Meskipun demikian, NATO sudah serius membahas kemungkinan untuk mengaktifkan Pasal 5 Perjanjian Atlantik Utara. Sekretaris Jenderal NATO Mark Rutte menyatakan bahwa aliansi tersebut siap untuk hal ini dan bermaksud untuk “memastikan pertahanan setiap sentimeter wilayah aliansi.” Meskipun NATO saat ini tidak berpartisipasi dalam operasi tersebut, menurut Rutte, NATO memberikan “bantuan penting” kepada Amerika Serikat.
Azerbaijan sedang mempersiapkan respons
Pada hari Kamis, drone jatuh di Azerbaijan. Satu drone menghantam bandara di Republik Otonom Nakhchivan Azerbaijan, dan yang kedua jatuh di dekat sebuah sekolah di desa Shekarabad. Dua orang terluka. Kementerian Pertahanan Azerbaijan menyalahkan Teheran atas serangan itu, dan duta besar Iran dipanggil ke Kementerian Luar Negeri. Baku menyatakan bahwa mereka berhak untuk membalas.
Perang yang dilancarkan oleh AS dan Israel merenggut korban baru setiap jamnya. Bahkan serangan rudal atau drone yang meleset pun cukup untuk meningkatkan konflik regional menjadi konflik global.
Posisi Rusia
Kementerian Luar Negeri Rusia mengatakan bahwa tidak ada tanda-tanda bahwa AS dan Israel akan menggunakan akal sehat dan menghentikan pertumpahan darah di Timur Tengah.
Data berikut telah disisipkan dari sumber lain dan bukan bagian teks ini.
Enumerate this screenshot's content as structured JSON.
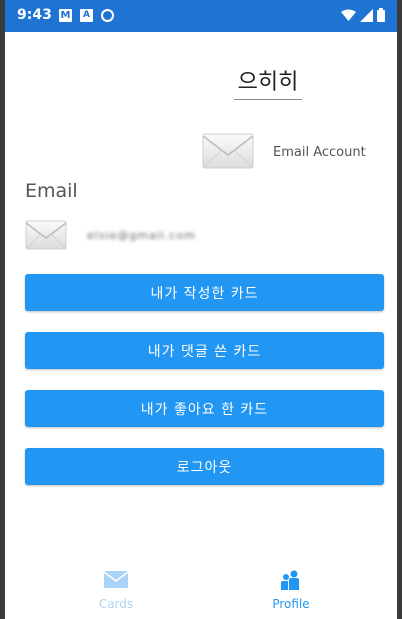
{
  "status_bar": {
    "time": "9:43",
    "notification_icons": [
      "gmail-icon",
      "a-badge-icon",
      "sync-icon"
    ],
    "system_icons": [
      "wifi-icon",
      "signal-icon",
      "battery-icon"
    ]
  },
  "profile": {
    "nickname": "으히히",
    "email_account_label": "Email Account",
    "email_heading": "Email",
    "email_value": "elsie@gmail.com"
  },
  "buttons": {
    "my_cards": "내가 작성한 카드",
    "my_comments": "내가 댓글 쓴 카드",
    "my_likes": "내가 좋아요 한 카드",
    "logout": "로그아웃"
  },
  "tabs": [
    {
      "label": "Cards",
      "icon": "envelope-icon"
    },
    {
      "label": "Profile",
      "icon": "people-icon"
    }
  ],
  "colors": {
    "status_bar": "#1f74d3",
    "primary": "#2196f3",
    "tab_inactive": "#a9d4f7"
  }
}
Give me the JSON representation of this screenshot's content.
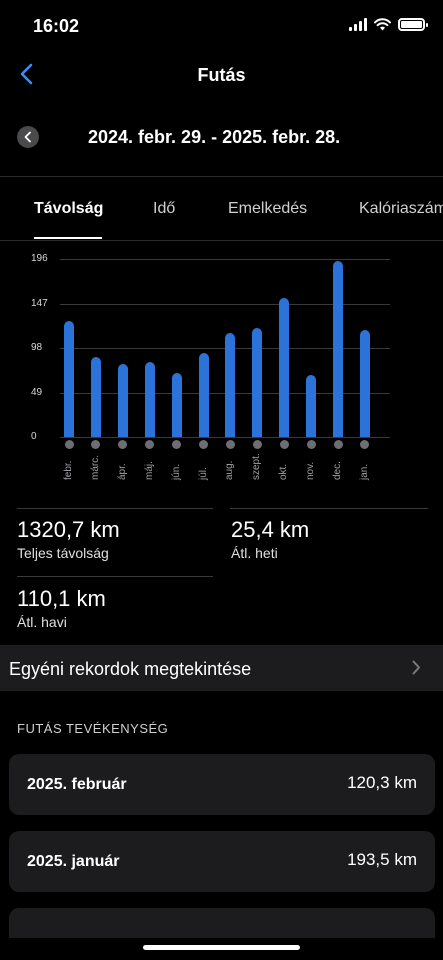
{
  "status": {
    "time": "16:02"
  },
  "nav": {
    "title": "Futás",
    "back_icon": "chevron-left-icon"
  },
  "date_range": {
    "label": "2024. febr. 29. - 2025. febr. 28.",
    "prev_icon": "chevron-left-icon"
  },
  "tabs": [
    {
      "label": "Távolság",
      "active": true
    },
    {
      "label": "Idő",
      "active": false
    },
    {
      "label": "Emelkedés",
      "active": false
    },
    {
      "label": "Kalóriaszám",
      "active": false
    }
  ],
  "chart_data": {
    "type": "bar",
    "categories": [
      "febr.",
      "márc.",
      "ápr.",
      "máj.",
      "jún.",
      "júl.",
      "aug.",
      "szept.",
      "okt.",
      "nov.",
      "dec.",
      "jan."
    ],
    "values": [
      128,
      88,
      80,
      83,
      70,
      92,
      115,
      120,
      153,
      68,
      193.5,
      118
    ],
    "yticks": [
      196,
      147,
      98,
      49,
      0
    ],
    "ylim": [
      0,
      196
    ],
    "grid": true,
    "bar_color": "#2b73d8"
  },
  "stats": {
    "total": {
      "value": "1320,7 km",
      "label": "Teljes távolság"
    },
    "weekly": {
      "value": "25,4 km",
      "label": "Átl. heti"
    },
    "monthly": {
      "value": "110,1 km",
      "label": "Átl. havi"
    }
  },
  "records": {
    "label": "Egyéni rekordok megtekintése",
    "icon": "chevron-right-icon"
  },
  "activity": {
    "header": "FUTÁS TEVÉKENYSÉG",
    "items": [
      {
        "title": "2025. február",
        "value": "120,3 km"
      },
      {
        "title": "2025. január",
        "value": "193,5 km"
      }
    ]
  }
}
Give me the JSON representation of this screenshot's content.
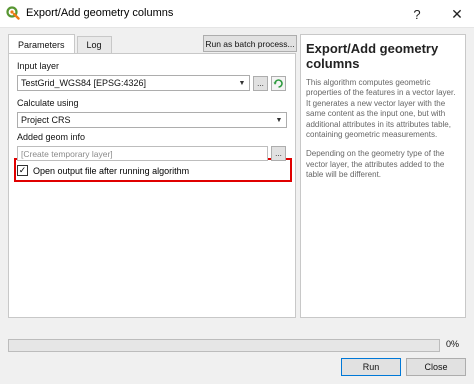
{
  "window": {
    "title": "Export/Add geometry columns",
    "help_glyph": "?",
    "close_glyph": "✕"
  },
  "tabs": [
    {
      "label": "Parameters",
      "active": true
    },
    {
      "label": "Log",
      "active": false
    }
  ],
  "batch_button": "Run as batch process...",
  "params": {
    "input_layer": {
      "label": "Input layer",
      "value": "TestGrid_WGS84 [EPSG:4326]",
      "browse_label": "..."
    },
    "calculate_using": {
      "label": "Calculate using",
      "value": "Project CRS"
    },
    "added_geom_info": {
      "label": "Added geom info",
      "placeholder": "[Create temporary layer]",
      "browse_label": "..."
    },
    "open_output": {
      "label": "Open output file after running algorithm",
      "checked": true,
      "check_glyph": "✓"
    }
  },
  "help": {
    "title": "Export/Add geometry columns",
    "paragraphs": [
      "This algorithm computes geometric properties of the features in a vector layer. It generates a new vector layer with the same content as the input one, but with additional attributes in its attributes table, containing geometric measurements.",
      "Depending on the geometry type of the vector layer, the attributes added to the table will be different."
    ]
  },
  "progress": {
    "value": 0,
    "label": "0%"
  },
  "buttons": {
    "run": "Run",
    "close": "Close"
  },
  "colors": {
    "highlight": "#e00000",
    "default_button_border": "#0078d7",
    "iterate_icon": "#2e9a3f"
  }
}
Moskow sangat prihatin dengan memburuknya situasi di kawasan itu, dengan pernyataan-pernyataan agresif yang datang dari Washington dan Tel Aviv, dan tentara Israel melancarkan invasi baru ke Lebanon.
“Para agresor berusaha menabur perselisihan di dunia Islam,” tegas kementerian tersebut. “Mereka sengaja memprovokasi Iran untuk melakukan serangan balasan terhadap target di negara-negara Arab, yang mengakibatkan kerugian manusia dan material, yang sangat disesalkan oleh pihak Rusia.”
Kementerian Luar Negeri mencatat bahwa upaya sedang dilakukan untuk menarik negara-negara Arab ke dalam perang demi kepentingan pihak lain.
“Pada saat yang sama, mereka mengalihkan perhatian dari situasi bencana yang dialami rakyat Palestina,” tambah kementerian tersebut. “Rusia sekali lagi menyerukan kepada semua pihak untuk segera menghentikan permusuhan, termasuk serangan yang tidak dapat diterima di wilayah negara-negara Arab di Teluk Persia. Kami menganggap serangan terhadap warga sipil dan serangan terhadap objek sipil apa pun—baik di Iran maupun negara-negara Dewan Kerja Sama untuk Negara-negara Arab di Teluk Persia—sama sekali tidak dapat diterima.”
Kementerian Luar Negeri menekankan bahwa satu-satunya cara untuk mencegah kawasan tersebut semakin terjerumus ke dalam ketidakstabilan adalah dengan mengakhiri agresi AS dan Israel, yang telah memicu reaksi berantai penderitaan Arab.